Doctors, she said, are
facilitators of their patient’s healing.
“Because you are a doctor,” she
said, “you will be expected to know everything. But what you
really need to know is how to listen. Really listen.“Because you
are a doctor, you will be expected to be able to do everything.
But what you really need to do is care. Really care.
“Your diploma states that you
are now a doctor of osteopathy. This diploma is confirmation
that you have now received the power that you need to begin to
live your life as a compassionate osteopathic physician whose
holistic care empowers your patients for health.”

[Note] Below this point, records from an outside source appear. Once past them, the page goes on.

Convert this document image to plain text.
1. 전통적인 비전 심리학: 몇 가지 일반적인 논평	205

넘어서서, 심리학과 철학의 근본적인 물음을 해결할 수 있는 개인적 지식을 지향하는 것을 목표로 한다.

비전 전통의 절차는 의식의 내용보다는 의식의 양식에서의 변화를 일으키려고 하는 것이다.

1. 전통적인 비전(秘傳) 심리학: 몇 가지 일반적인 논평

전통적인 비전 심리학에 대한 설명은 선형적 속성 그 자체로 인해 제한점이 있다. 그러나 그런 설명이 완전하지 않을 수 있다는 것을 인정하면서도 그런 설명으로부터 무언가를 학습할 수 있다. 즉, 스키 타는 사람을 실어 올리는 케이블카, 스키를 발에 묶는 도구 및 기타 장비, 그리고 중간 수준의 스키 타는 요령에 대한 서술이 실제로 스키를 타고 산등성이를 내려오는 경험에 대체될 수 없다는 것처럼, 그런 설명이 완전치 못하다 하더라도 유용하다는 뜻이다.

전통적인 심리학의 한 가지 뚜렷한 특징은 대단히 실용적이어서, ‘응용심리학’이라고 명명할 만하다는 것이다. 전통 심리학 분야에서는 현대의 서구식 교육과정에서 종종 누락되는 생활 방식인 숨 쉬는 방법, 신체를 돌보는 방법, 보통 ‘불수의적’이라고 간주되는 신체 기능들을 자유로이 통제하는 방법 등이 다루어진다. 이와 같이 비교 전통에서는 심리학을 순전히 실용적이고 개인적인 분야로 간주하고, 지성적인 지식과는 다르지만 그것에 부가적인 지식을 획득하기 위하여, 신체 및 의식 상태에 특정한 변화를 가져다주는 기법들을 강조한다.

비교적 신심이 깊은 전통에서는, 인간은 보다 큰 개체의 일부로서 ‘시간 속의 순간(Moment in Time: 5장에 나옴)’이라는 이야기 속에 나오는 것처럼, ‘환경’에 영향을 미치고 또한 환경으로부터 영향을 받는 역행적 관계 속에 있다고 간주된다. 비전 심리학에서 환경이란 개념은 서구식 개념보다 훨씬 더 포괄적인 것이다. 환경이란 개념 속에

This world, she said, will be a
better place because they would listen and care. Because they
would touch and empower others.
“And may God, ever the force in
our lives, ever the compassion in our touch, be with you. Now
and forever.”
University
Provost Katherine Krendl, Ph.D., presided over the conferral of
degrees to the Class of 2006. Brose hooded the graduates as they
received their doctor of osteopathic medicine (D.O.) degrees.
Graduates earning
outstanding student awards were Shannon Nikole McAfee, D.O.
(’06), Osteopathic Heritage Award; Shannon Maureen
Campbell, D.O. (’06), Dean’s Award; Kent Christopher
Brandeberry, D.O. (’06), Family Practice Award; Shannon
Maureen Campbell, D.O. (’06), Specialty Medicine Award;
Dana C. Chukwuemeka, D.O. (’06), Obstetrics and Gynecology
Award; Melissa Dawn Gasaway, D.O. (’06), Pediatrics
Award; Sara Shonna Snyder, D.O. (’06), Geriatric
Medicine/Gerontology Award-Ohio Department of Aging; Brian
David Steinmetz, D.O. (’06), Social Medicine–Medical
Humanities Award; and
Jessica Lynn Price, D.O. (’06), Biomedical Science Award.
Receiving the
Donna Moritsugu Award, which is given to a medical student’s
spouse in recognition of his or her support, was Grant Grabill,
the husband of Angela Grabill, D.O. (’06).
The Centers
for Osteopathic Research and Education gave awards to 11
outstanding students at hospital sites. Award recipients were
Jayme Lynn Rock-Willoughby, D.O. (’06), St. Vincent Mercy
Medical Center; Allison M. Swank, D.O. (’06), Firelands
Regional Medical Center; Jon Howard Baker Jr., D.O. (’06),
St. John West Shore Hospital; Robert Lewis Beight, D.O. (’06);
St. Joseph Health Center; Shivani Sharma, D.O. (’06),
Cuyahoga Falls General Hospital; Christopher Michael Lloyd,
D.O. (’06), South Pointe Hospital; Shannon Maureen
Campbell, D.O. (’06), Doctors Hospital of Stark County;
Michael David Paloski, D.O. (’06), Doctors Hospital of
Columbus; Elexis Camille McBee, D.O. (’06), O’Bleness
Memorial Hospital; Dalkeith Fitzlawson Tucker, D.O. (’06),
Southern Ohio Medical Center; and Lindsay Marie Castle, D.O.
(’06), Grandview Hospital and Medical Center.
Concluding the
ceremony, Brose led the new osteopathic physicians in reciting
the Osteopathic Oath. A reception followed in Baker Center.